= 2020 in Indian sport =

Overview of Indian sports events in 2020

The year 2020 in Indian sports describes the events that happened in the year 2020. Almost every sports event was affected due to the COVID-19 pandemic, and major events such as 2020 Tokyo Olympics and 2020 Tokyo Paralympics were postponed to next year.

== Multi-sport event ==
=== 2020 National Games of India ===
The 2020 edition of the National Games of India was to have been held between 20 October and 4 November 2020 in Goa. In May 2020, it was announced that games would be indefinitely postponed as a result of the global COVID-19 pandemic. They were ultimately cancelled with the next national games scheduled to be held between 27 September and 10 October 2022 in Gujarat. Goa subsequently hosted the 2023 edition.

== Badminton ==
=== 2020 Premier Badminton League ===
The 2020 edition of the Premier Badminton League, comprising seven teams, was held from 20 January to 9 February 2020 across three venues in India.
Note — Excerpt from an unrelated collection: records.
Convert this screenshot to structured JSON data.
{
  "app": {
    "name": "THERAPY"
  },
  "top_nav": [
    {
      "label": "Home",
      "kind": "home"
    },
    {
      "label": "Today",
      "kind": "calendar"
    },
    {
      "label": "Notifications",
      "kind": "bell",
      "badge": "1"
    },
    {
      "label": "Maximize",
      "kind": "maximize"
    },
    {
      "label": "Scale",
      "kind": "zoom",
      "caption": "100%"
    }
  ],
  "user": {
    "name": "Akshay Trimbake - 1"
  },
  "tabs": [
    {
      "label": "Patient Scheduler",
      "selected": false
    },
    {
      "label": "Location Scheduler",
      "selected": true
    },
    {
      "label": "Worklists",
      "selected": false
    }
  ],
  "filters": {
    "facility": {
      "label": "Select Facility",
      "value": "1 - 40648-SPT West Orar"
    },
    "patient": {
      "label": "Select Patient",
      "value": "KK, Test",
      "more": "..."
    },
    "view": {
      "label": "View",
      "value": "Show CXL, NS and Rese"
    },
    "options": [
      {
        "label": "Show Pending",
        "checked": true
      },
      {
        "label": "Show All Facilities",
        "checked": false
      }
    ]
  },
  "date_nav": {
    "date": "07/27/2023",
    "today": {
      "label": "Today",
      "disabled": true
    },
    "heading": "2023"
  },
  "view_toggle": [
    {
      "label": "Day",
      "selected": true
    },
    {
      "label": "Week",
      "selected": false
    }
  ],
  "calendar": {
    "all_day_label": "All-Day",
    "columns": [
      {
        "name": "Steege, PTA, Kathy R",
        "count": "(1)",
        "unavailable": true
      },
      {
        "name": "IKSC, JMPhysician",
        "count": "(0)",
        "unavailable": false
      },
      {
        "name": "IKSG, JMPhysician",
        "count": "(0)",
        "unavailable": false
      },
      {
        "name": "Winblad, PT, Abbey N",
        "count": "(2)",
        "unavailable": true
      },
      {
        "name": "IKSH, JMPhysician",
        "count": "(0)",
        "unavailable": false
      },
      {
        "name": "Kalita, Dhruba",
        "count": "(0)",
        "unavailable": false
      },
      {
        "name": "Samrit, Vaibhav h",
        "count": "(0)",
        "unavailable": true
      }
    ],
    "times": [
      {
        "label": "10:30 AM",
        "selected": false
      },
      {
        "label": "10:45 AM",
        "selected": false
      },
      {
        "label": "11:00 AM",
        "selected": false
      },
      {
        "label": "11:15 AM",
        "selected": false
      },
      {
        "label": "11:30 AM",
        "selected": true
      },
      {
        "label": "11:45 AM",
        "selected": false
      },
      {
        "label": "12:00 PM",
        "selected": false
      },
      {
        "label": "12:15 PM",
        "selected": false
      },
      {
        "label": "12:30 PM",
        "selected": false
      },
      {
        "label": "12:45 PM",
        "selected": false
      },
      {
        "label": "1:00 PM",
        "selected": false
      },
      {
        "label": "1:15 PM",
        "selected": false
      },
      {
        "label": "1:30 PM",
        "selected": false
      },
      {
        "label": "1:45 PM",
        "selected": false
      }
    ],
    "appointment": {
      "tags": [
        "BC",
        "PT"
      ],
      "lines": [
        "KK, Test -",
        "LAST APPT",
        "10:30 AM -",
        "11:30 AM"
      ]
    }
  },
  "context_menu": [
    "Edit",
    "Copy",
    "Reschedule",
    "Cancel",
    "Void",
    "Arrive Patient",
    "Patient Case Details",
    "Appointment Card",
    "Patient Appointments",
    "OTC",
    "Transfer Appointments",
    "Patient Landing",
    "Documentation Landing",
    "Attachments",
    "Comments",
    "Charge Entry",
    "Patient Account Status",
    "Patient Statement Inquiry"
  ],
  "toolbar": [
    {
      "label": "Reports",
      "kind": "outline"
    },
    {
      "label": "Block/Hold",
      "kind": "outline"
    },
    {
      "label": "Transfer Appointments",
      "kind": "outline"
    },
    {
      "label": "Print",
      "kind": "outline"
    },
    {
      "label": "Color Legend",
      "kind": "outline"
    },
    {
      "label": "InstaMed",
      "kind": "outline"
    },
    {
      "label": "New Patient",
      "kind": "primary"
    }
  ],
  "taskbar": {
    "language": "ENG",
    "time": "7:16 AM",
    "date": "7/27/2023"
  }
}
Defending champions Bengaluru Raptors beat Northeastern Warriors with a score of 4–2 in the finals to retain their second consecutive title in PBL.

==== Final ====

9 February, 19:00 G. M. C. Balayogi Indoor Stadium, Hyderabad
| # | Event | Team 1 |  | Result |  |  | Team 2 |  |
| Northeastern Warriors |  | 2–4 |  |  | Bengaluru Raptors |  |
| 1 | MS |  | Lee Cheuk Yiu HKG | 0 | 15–14 9–15 3–15 | 1 | IND B. Sai Praneeth |  |
| 2 | MD | TM | Bodin Isara THA Lee Yong-dae KOR | 2 | 15–11 13–15 15–14 | 0 | IND Arun George INA Rian Agung Saputro |  |
| 3 | WS |  | Michelle Li CAN | 0 | 9–15 12–15 | 1 | TPE Tai Tzu-ying |  |
| 4 | XD |  | Krishna Prasad Garaga IND Kim Ha-na KOR | 0 | 14–15 15–14 12–15 | 2 | MAS Chan Peng Soon KOR Eom Hye-won | TM |
| 5 | MS |  | Tanongsak Saensomboonsuk THA |  | – |  | FRA Brice Leverdez |  |

== Cricket ==
=== 2020 Indian Premier League ===
The 2020 edition of the Indian Premier League was originally scheduled to commence on 29 March 2020, but was suspended until 15 April due to the COVID-19 pandemic. Following the announcement of the lockdown extension, the BCCI suspended the tournament indefinitely. On 2 August 2020, it was announced that the tournament would be played between 19 September and 10 November 2020 in the United Arab Emirates. Defending champions Mumbai Indians successfully retained their title for the first time with a five-wicket win over Delhi Capitals in the final on 10 November 2020.

== Football ==
=== 2019–20 Indian Super League ===
The 2019-20 edition of the Indian Super League was held from 20 October 2019 to 14 March 2020. Hyderabad replaced the disbanded Pune City, whereas Delhi Dynamos moved to Bhubaneswar and rebranded as Odisha. ATK beat Chennaiyin 3–1 in the final, becoming the first club to win three ISL Cup titles. As the winners of the newly introduced ISL shield (given to table-toppers in group stage), Goa qualified for the group stage in the 2021 AFC Champions League.